Saturday, July 19, 2008


US Government Found Not Guilty In 9/11
Startling new findings in the 9/11 investigation reveal that the twin towers actually did collapse as a result of a terrorist action by the Middle East, thus removing all suspicion of involvement on the part of the U.S. government. A recent military raid of an Iraqi home near Bagdad recovered the diary of 6 year old Saheed Momar, In which Momar admits to invoking Allah to cause the World Trade Center Towers to fall down. The entry reads as follows:
“Dear Allah, oh great and wise, please grant me my only wish in life and I will forever be your loyal servant. Please make the World Trade Center fall down as it represents the evil of the western civilization and its destruction would send a message to the evil American government that they are evil. Thanks Allah I know you won’t let me down. Sincerely Saheed”
Momar confessed to soldiers under intensive interrogation and “light to medium torture with the option to sexually abuse,” that on the morning of September 11 he wished real hard for the disaster and just moments later U.S. Government officials choreographed and executed the attack, covered up all evidence of the operation, and even falsified press releases while in a trance-like state after which they had no recollection of doing so. The president was completely unaware of his actions and helplessly under the influence of a hypnotic trance obviously induced by Momar’s powerful invocation of Allah. President Bush stated in a press conference, “One minute I was innocently finishing up my breakfast of fried babies heads and eggs and the next thing I knew I was in Florida hearing the news that I had just blown up the World Trade Center. I knew Allah had something to do with it.”

Balls Yanked
An FDA recall on Rocky Mountain Prairie Oysters has restaurants pulling their supplies as the administration disseminates new evidence that the nutty-flavored delicacy is actually the gonads of the mature male bull. A meat packing plant specializing in prairie oysters was shut down after a food inspector busted their nuts at a Chicago Bistro where they were being served. One customer had this to say, “Oh my God, you mean I’ve been eating balls? Why don’t I just go suck a cows dick fer chrissake!”

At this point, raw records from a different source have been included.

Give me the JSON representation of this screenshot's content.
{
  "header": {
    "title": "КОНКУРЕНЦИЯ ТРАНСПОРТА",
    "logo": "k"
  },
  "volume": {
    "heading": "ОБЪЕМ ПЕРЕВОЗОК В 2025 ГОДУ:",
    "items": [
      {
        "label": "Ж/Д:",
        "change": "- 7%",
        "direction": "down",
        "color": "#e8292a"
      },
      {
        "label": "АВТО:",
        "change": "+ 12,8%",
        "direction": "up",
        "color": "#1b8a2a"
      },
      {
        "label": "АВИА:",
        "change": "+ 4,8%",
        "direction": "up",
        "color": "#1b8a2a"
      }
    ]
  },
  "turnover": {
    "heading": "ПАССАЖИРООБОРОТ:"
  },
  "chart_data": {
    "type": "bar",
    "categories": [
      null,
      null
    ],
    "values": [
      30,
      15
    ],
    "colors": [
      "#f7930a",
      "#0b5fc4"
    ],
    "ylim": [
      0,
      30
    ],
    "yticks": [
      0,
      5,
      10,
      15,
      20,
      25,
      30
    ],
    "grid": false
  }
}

Gas Companies Invite Customers to “Come and Get It”
With gas prices going through the roof in today’s disastrous economy, Gas companies have jointly come up with a way to drop their prices down lower than they’ve been in years. All major oil companies have decided to lower the price of regular gas to $2.50 per gallon! To offer this discount they impose only one stipulation. Gas will only be sold in the state of Tennessee. The up to 1500 miles some customers must travel to fill up will offset the oil companies' losses.

Recall on Eaten Food
Some FDA approved food products which have proved to be harmless while in the package are now found to be a deadly health hazard once eaten by consumers. General Foods Inc. Has ordered a full recall on these foods, but only in their fully digested state, since before consumption they pose no health risk. General Foods Inc. Suggests rather than return the digested product, consumers should simply flush the product down the toilet immediately.

Touched By a Ten Foot Pol'
Five year old Jimmy Reese of North Carolina was lying in a hospital bed dying of an incurable disease when a miracle came and saved his life. Lech Kalinowski, a pituitary giant from Warsaw who stands ten feet in height and who was born gifted with supernatural healing abilities, visited Jimmy and laid his massive hands on the boy. The Next day Jimmy made a complete recovery. Doctors reported, “We had tried everything to save Jimmy. He was so contagious we didn't want to touch him with a ten foot pole. But ironically it took the touch of a ten foot Pol to save his life.”

Numbsain's Eyewitless Newsflinch was brought to you by a sentimental old fool with an itchy, bleeding heart in his eye.


Anonymous said...

Veiws,policies,mothering governments aint no different anywheres

Anonymous said...

Hello there Numbsain, so damned pleased your running the show ole boy, what a spiffing spoof of spanking merriment, do keep up the good work good chappy, We shall return soon for some more of this jovial jocular jocasity.